Just think. No more fuel bills. No more speeding fines (most electric cars can't go fast). No more parking fines (they're so small, you can hide them behind a bush or stick them in your pocket). No more abuse from young people for causing global warming. And best of all, I can impress Gadgetman, a friend of mine whose respect can be purchased simply by getting the latest piece of technology.
There are at least three electric cars being developed in Asia. I tracked down one of them. It was called MyCar and it had been created by designers and engineers at Hong Kong Polytechnic University.
It was so cute! A tiny little two-seater thing, it only had two gears: forwards and backwards. It only takes five minutes to learn to drive it. "And in some places you can drive it without a license," one of the developers told me.
This is because its engine is so small that it cannot legally be classified as a car. It is more like a four-wheeled scooter, a bladeless lawnmower, or an oversized electric razor with wheels.
"I love it," I said. "When can I buy one?"

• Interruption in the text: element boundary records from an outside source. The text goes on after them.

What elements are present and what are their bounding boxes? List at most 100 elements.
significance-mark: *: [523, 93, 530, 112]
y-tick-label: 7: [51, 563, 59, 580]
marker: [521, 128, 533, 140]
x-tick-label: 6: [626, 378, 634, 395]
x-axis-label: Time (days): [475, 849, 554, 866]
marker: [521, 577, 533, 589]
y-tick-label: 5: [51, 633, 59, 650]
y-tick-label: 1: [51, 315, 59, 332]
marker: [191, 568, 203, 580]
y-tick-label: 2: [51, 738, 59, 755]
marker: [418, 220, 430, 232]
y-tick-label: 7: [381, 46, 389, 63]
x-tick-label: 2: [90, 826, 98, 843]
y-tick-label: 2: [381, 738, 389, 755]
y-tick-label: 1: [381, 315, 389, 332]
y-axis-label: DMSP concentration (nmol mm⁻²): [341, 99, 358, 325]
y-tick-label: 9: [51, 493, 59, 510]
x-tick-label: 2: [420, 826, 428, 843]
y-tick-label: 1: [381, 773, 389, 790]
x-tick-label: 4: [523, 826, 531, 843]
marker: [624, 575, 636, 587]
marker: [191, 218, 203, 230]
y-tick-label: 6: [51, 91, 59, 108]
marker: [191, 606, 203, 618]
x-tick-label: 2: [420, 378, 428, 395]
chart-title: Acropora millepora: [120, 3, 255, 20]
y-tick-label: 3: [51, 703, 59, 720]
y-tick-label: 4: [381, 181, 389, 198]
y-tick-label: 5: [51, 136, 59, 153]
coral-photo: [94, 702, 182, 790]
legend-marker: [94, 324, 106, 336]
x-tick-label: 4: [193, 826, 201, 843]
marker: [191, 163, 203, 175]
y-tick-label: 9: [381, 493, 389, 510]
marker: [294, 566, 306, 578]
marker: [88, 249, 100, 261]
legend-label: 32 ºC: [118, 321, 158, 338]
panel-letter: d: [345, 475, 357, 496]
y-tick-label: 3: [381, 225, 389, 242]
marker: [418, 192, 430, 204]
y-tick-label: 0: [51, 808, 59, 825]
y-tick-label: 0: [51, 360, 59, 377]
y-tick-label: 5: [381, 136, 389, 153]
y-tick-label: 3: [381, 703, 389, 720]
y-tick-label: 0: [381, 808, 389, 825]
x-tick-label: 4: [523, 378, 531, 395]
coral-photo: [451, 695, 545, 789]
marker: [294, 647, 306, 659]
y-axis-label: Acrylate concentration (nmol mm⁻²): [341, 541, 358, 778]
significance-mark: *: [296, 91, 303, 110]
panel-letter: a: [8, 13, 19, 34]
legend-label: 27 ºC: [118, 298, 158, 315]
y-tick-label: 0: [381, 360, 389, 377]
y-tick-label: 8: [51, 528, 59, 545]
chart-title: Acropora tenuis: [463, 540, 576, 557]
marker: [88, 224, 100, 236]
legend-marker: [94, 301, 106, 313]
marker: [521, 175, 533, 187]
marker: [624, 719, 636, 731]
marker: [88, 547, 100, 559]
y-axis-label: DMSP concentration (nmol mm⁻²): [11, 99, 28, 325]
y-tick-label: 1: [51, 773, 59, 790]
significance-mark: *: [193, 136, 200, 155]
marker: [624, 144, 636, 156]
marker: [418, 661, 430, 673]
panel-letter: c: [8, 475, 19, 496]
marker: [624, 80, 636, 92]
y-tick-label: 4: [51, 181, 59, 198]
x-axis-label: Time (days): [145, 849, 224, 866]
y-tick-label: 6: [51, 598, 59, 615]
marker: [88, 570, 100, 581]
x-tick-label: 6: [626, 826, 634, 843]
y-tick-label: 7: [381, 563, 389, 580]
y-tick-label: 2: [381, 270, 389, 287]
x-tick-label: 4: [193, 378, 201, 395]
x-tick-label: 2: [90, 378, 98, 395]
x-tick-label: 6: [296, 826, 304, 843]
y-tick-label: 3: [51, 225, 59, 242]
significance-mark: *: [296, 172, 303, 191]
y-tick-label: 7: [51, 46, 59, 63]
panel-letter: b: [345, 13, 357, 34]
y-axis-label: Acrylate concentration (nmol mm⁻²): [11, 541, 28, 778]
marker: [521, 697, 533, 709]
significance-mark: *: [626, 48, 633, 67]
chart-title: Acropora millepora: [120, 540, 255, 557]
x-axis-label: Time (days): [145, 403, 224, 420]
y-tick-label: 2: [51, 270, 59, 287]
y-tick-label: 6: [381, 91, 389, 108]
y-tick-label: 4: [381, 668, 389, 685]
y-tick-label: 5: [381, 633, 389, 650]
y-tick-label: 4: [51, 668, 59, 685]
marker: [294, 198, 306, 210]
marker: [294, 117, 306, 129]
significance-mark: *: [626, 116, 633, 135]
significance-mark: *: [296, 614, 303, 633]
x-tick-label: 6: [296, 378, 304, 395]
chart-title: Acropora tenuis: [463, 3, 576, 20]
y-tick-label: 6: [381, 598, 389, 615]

"Everybody asks that," he replied. "You can't." Although most electric cars are made in Asia, you can't buy them here.
I went to see Gadgetman. "I'm thinking of getting an electric car," I said. "I've just been to check one out."
He shook his head. "So old fashioned," he said.
I was surprised by his answer. He went on to explain that the electric car was invented in the 1830s. A century ago, 50 per cent of cars were electric. They held the record for speed and distance travelled until 1900. They died out in the 1920s because businessmen saw more profit in the petrol-engine car.
Anyway, for the time being, we have to stick to our current mode of transport. Oh well.
I suppose there are advantages to having a really old car, like ours. For a start, it's insured against fire, theft and dinosaur attacks.